The announcement came as the regulator, which is part of the Bank of England, published a consultation paper covering proposed changes to the legal structure of banking groups; governance; and continuity of services and facilities. Banks that take in more than £25 billion in 'core' deposits from individuals and small businesses must implement the ring-fence by 1 January 2019.

The PRA is also consulting on changes to enhance deposit holder and insurance policyholder protection, in line with new EU rules. It has also published a discussion paper on operational continuity in the event of bank failure.

"Responses to the consultations are due on 6 January 2015; the same date that banks which expect to be subject to ring-fencing must submit to the PRA and FCA a preliminary plan of their legal and operating structures," said banking reform expert Tony Anderson of Pinsent Masons, the law firm behind Out-Law.com. "The clock is now definitely ticking on having all ring-fencing requirements in place by 2019."

"Whilst the largest UK banks will already be well geared up for this process, it will be the smaller institutions and challenger banks which will need to be mindful of the ring-fencing requirements. Any proposed acquisition or merger which would result in the £25bn deposit threshold being reached will need to factor in the costs of ring-fencing as well," he said.

Under the Banking Reform Act, which created a legal framework for the 2011 recommendations of the Independent Commission on Banking, banks will be required to separate their retail banking activities from the riskier "activities associated with trading and financial interconnectedness" of the wider banking group. Ring-fenced banks will need to be legally and operationally distinct entities from non-ring fenced banks, and will not be able to hold or own the capital of other non-ring fenced entities within the group.

The PRA said that it expected banking groups that carry out both ring-fenced and "excluded" activities to adopt a 'sibling structure' of separate clusters of subsidiaries beneath the one UK holding company. It will set out rules on intragroup transactions and the risks to which ring-fenced banks may be exposed in a future consultation exercise, before finalising the rules in 2016, it said. No more than one third of the board members at a ring-fenced bank will be allowed to hold roles elsewhere in the group, to ensure that the ring-fenced bank can "take decisions independently" of the rest of the group.

Banks that expect the new rules to apply to their businesses should submit "a preliminary plan of their anticipated legal and operating structures" to the PRA and to the Financial Conduct Authority (FCA) by 6 January 2015, according to the consultation paper. Submitted plans should be "consistent with resolution planning and prudential standards", and should ideally include provisional balance sheets and profit and loss accounts for the UK holding company and the UK regulated entity, the PRA said.

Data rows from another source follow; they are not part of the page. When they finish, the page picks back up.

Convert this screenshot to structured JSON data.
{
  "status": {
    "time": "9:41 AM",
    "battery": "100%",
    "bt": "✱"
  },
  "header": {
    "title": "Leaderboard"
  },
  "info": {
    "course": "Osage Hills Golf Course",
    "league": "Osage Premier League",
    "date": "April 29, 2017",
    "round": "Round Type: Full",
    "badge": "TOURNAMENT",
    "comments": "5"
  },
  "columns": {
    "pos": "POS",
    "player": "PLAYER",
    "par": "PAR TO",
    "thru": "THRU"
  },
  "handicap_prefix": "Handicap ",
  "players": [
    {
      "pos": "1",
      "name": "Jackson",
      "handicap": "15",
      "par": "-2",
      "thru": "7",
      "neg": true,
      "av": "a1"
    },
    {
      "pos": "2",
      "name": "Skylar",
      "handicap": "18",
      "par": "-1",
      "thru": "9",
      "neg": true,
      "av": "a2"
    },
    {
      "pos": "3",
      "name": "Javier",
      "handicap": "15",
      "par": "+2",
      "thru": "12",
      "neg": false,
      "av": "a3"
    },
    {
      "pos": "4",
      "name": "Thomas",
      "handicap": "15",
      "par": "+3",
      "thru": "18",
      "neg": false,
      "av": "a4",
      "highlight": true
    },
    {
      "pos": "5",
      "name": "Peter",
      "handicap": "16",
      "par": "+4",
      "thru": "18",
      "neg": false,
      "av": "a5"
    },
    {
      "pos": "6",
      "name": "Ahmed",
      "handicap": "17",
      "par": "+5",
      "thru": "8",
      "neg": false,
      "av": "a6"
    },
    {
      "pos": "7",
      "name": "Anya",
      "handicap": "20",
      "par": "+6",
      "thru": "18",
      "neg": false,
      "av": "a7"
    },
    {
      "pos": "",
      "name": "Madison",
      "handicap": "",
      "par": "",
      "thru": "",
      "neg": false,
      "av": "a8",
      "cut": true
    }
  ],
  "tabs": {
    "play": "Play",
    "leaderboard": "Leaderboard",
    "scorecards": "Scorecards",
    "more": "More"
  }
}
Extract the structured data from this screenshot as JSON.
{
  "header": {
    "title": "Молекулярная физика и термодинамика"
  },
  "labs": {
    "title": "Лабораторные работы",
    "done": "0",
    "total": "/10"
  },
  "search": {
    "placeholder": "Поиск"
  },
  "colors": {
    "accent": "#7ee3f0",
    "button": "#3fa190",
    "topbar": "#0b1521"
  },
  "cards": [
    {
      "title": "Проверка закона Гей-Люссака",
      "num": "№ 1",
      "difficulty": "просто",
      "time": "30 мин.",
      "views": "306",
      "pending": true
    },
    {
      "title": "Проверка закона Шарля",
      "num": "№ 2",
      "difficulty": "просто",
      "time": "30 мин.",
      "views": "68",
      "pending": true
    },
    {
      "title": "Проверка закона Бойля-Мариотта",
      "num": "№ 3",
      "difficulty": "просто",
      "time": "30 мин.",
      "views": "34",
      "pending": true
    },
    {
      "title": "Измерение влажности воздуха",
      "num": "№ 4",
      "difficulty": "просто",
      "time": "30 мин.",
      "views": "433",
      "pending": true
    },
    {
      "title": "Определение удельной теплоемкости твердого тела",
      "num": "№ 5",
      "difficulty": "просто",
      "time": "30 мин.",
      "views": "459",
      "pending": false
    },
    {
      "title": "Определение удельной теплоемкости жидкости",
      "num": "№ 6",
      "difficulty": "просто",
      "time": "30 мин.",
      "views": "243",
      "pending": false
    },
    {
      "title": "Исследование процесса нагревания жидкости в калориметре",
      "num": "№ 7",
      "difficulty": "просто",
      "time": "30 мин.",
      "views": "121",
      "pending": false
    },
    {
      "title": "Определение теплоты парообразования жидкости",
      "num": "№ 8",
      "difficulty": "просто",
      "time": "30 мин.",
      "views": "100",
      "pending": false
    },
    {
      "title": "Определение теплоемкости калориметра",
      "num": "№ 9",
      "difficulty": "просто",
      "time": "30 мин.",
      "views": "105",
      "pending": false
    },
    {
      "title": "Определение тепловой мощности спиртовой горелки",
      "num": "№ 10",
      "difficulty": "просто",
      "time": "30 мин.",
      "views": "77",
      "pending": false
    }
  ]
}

Firms should also submit a "project plan" setting out how they intend to transition to the preferred legal and operating structures, including "key milestones and decision points", the PRA said.

"Improving the resilience and resolvability of firms has been at the heart of international and domestic reforms since the financial crisis," said PRA chief executive Andrew Bailey. "Ring-fencing will improve banks' resilience, by protecting them from shocks, and facilitate orderly resolution - both of which are needed for a stable financial system."